THE Irish legal system could become the "jurisdiction of choice" for dispute resolution in the EU following the UK's departure from the trading bloc, according to the head of law firm Eugene F Collins.
The firm's managing partner, Mark Walsh, said Ireland's legal system was now unique within the EU after the UK left the bloc last week.
"The Irish common law system is now the only one of its kind within the EU and that makes Ireland a prime destination for dispute resolution in the aftermath of Brexit," he said.
That echoes comments made by Ireland's chief justice, Frank Clarke, in 2018 when he also said Ireland could become an international centre for dispute resolution following Brexit.

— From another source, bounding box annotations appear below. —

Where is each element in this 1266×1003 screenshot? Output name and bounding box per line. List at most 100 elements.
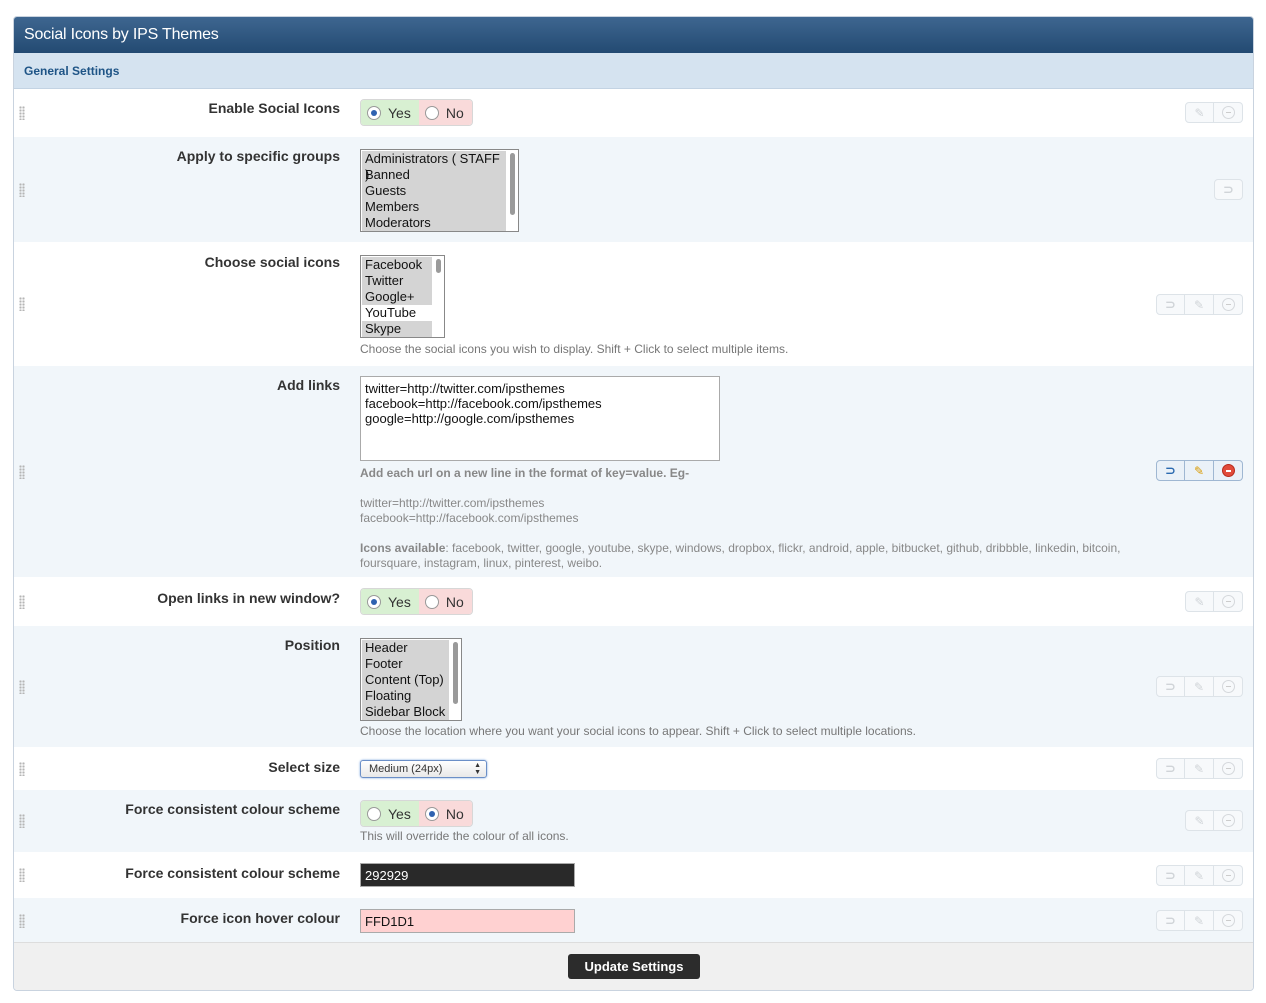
drag-handle-icon[interactable]: [19, 679, 25, 694]
setting-description: Choose the location where you want your …: [360, 724, 916, 738]
drag-handle-icon[interactable]: [19, 464, 25, 479]
row-actions: ⊃ ✎: [1156, 758, 1243, 779]
force-scheme-no-radio[interactable]: No: [418, 801, 472, 826]
edit-button[interactable]: ✎: [1185, 460, 1214, 481]
groups-multiselect[interactable]: Administrators ( STAFF ) Banned Guests M…: [360, 149, 519, 232]
edit-button[interactable]: ✎: [1185, 294, 1214, 315]
delete-button[interactable]: [1214, 591, 1243, 612]
scrollbar[interactable]: [436, 259, 441, 273]
enable-no-radio[interactable]: No: [418, 100, 472, 125]
list-option[interactable]: YouTube: [362, 305, 432, 321]
scheme-colour-input[interactable]: 292929: [360, 863, 575, 887]
revert-icon: ⊃: [1223, 181, 1234, 197]
scrollbar[interactable]: [453, 642, 458, 704]
links-textarea[interactable]: twitter=http://twitter.com/ipsthemes fac…: [360, 376, 720, 461]
pencil-icon: ✎: [1193, 463, 1205, 478]
position-multiselect[interactable]: Header Footer Content (Top) Floating Sid…: [360, 638, 462, 721]
drag-handle-icon[interactable]: [19, 297, 25, 311]
list-option[interactable]: Google+: [362, 289, 432, 305]
minus-circle-icon: [1221, 298, 1235, 311]
enable-radio-group: Yes No: [360, 99, 473, 126]
edit-button[interactable]: ✎: [1185, 865, 1214, 886]
revert-icon: ⊃: [1165, 462, 1176, 478]
revert-button[interactable]: ⊃: [1156, 294, 1185, 315]
delete-button[interactable]: [1214, 758, 1243, 779]
settings-panel: Social Icons by IPS Themes General Setti…: [13, 16, 1254, 991]
row-actions: ⊃ ✎: [1156, 676, 1243, 697]
section-header: General Settings: [14, 53, 1253, 89]
minus-circle-icon: [1221, 595, 1235, 608]
revert-button[interactable]: ⊃: [1156, 460, 1185, 481]
select-arrows-icon: ▲ ▼: [474, 762, 481, 776]
pencil-icon: ✎: [1194, 594, 1205, 609]
new-window-yes-radio[interactable]: Yes: [361, 589, 419, 614]
list-option[interactable]: Sidebar Block: [362, 704, 449, 720]
minus-circle-icon: [1221, 680, 1235, 693]
revert-icon: ⊃: [1165, 678, 1176, 694]
delete-button[interactable]: [1214, 676, 1243, 697]
pencil-icon: ✎: [1193, 679, 1205, 694]
new-window-radio-group: Yes No: [360, 588, 473, 615]
update-settings-button[interactable]: Update Settings: [568, 954, 700, 979]
delete-button[interactable]: [1214, 102, 1243, 123]
edit-button[interactable]: ✎: [1185, 102, 1214, 123]
drag-handle-icon[interactable]: [19, 182, 25, 197]
enable-yes-radio[interactable]: Yes: [361, 100, 419, 125]
list-option[interactable]: Moderators: [362, 215, 506, 231]
list-option[interactable]: Header: [362, 640, 449, 656]
delete-button[interactable]: [1214, 865, 1243, 886]
list-option[interactable]: Skype: [362, 321, 432, 337]
edit-button[interactable]: ✎: [1185, 810, 1214, 831]
delete-button[interactable]: [1214, 294, 1243, 315]
setting-row-hover-colour: Force icon hover colour FFD1D1 ⊃ ✎: [14, 898, 1253, 944]
revert-button[interactable]: ⊃: [1156, 676, 1185, 697]
revert-button[interactable]: ⊃: [1156, 865, 1185, 886]
revert-button[interactable]: ⊃: [1156, 910, 1185, 931]
revert-button[interactable]: ⊃: [1214, 179, 1243, 200]
social-icons-multiselect[interactable]: Facebook Twitter Google+ YouTube Skype: [360, 255, 445, 338]
setting-label: Position: [284, 637, 340, 653]
list-option[interactable]: Content (Top): [362, 672, 449, 688]
delete-button[interactable]: [1214, 910, 1243, 931]
minus-circle-icon: [1221, 106, 1235, 119]
row-actions: ⊃ ✎: [1156, 865, 1243, 886]
list-option[interactable]: Twitter: [362, 273, 432, 289]
list-option[interactable]: Footer: [362, 656, 449, 672]
setting-row-enable: Enable Social Icons Yes No ✎: [14, 89, 1253, 137]
edit-button[interactable]: ✎: [1185, 758, 1214, 779]
list-option[interactable]: Facebook: [362, 257, 432, 273]
radio-icon: [367, 594, 381, 609]
links-help: Add each url on a new line in the format…: [360, 466, 1121, 570]
delete-button[interactable]: [1214, 460, 1243, 481]
delete-button[interactable]: [1214, 810, 1243, 831]
setting-row-icons: Choose social icons Facebook Twitter Goo…: [14, 243, 1253, 366]
radio-icon: [424, 105, 439, 120]
radio-icon: [367, 105, 381, 120]
list-option[interactable]: Administrators ( STAFF ): [362, 151, 506, 182]
size-select[interactable]: Medium (24px) ▲ ▼: [360, 760, 487, 778]
list-option[interactable]: Guests: [362, 183, 506, 199]
radio-icon: [424, 594, 439, 609]
pencil-icon: ✎: [1193, 297, 1205, 312]
row-actions: ⊃ ✎: [1156, 910, 1243, 931]
minus-circle-icon: [1221, 464, 1235, 477]
edit-button[interactable]: ✎: [1185, 676, 1214, 697]
row-actions: ⊃: [1214, 179, 1243, 200]
revert-button[interactable]: ⊃: [1156, 758, 1185, 779]
pencil-icon: ✎: [1193, 868, 1205, 883]
edit-button[interactable]: ✎: [1185, 910, 1214, 931]
list-option[interactable]: Floating: [362, 688, 449, 704]
setting-label: Force icon hover colour: [180, 910, 340, 926]
setting-label: Apply to specific groups: [176, 148, 340, 164]
list-option[interactable]: Members: [362, 199, 506, 215]
setting-label: Select size: [268, 759, 340, 775]
edit-button[interactable]: ✎: [1185, 591, 1214, 612]
setting-label: Add links: [276, 377, 340, 393]
hover-colour-input[interactable]: FFD1D1: [360, 909, 575, 933]
force-scheme-yes-radio[interactable]: Yes: [361, 801, 419, 826]
list-option[interactable]: Banned: [362, 167, 506, 183]
new-window-no-radio[interactable]: No: [418, 589, 472, 614]
scrollbar[interactable]: [510, 153, 515, 215]
force-scheme-radio-group: Yes No: [360, 800, 473, 827]
revert-icon: ⊃: [1165, 912, 1176, 928]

For international litigation, Ireland's English-speaking common law system, combined with its recognition in the EU, could be increasingly attractive in disputes.
The common law system in use in Ireland sees courts rely on precedence, where it exists, to resolve cases where plaintiffs and defendants disagree as to what the law is.
The system is also used in the UK, the United States, Australia and a large number of other countries outside the European Union.
While Malta also relies on common law, it incorporates other legal elements into its system too.
Eugene F Collins has just appointed lawyer Paul Dempsey as a partner in its dispute resolution department.
Maura Connolly, head of dispute resolution at the law firm, said that there had been an "increased focus" on alternative dispute resolution in the Irish market.
Ms Connolly said the firm had been involved in multi-million-euro claims involving hedge funds, commercial property and large-scale insurance disputes.
Under the Mediation Act 2017, solicitors are obliged to advise clients to consider mediation to attempt to resolve disputes before issuing proceedings.
Ken Murphy, the director general of the Law Society of Ireland, has also previously said that Ireland could become a global dispute hub in the future.
"It is already clear that some legal work - particularly litigation and commercial court cases - that would previously have been undertaken in the UK is now seeking EU bases," he said in 2018.
"As the principal common law jurisdiction left in the EU post-Brexit, Ireland is well-placed to benefit from this," he added, warning that investment was needed in the Courts Service to position Ireland as the leading international dispute forum.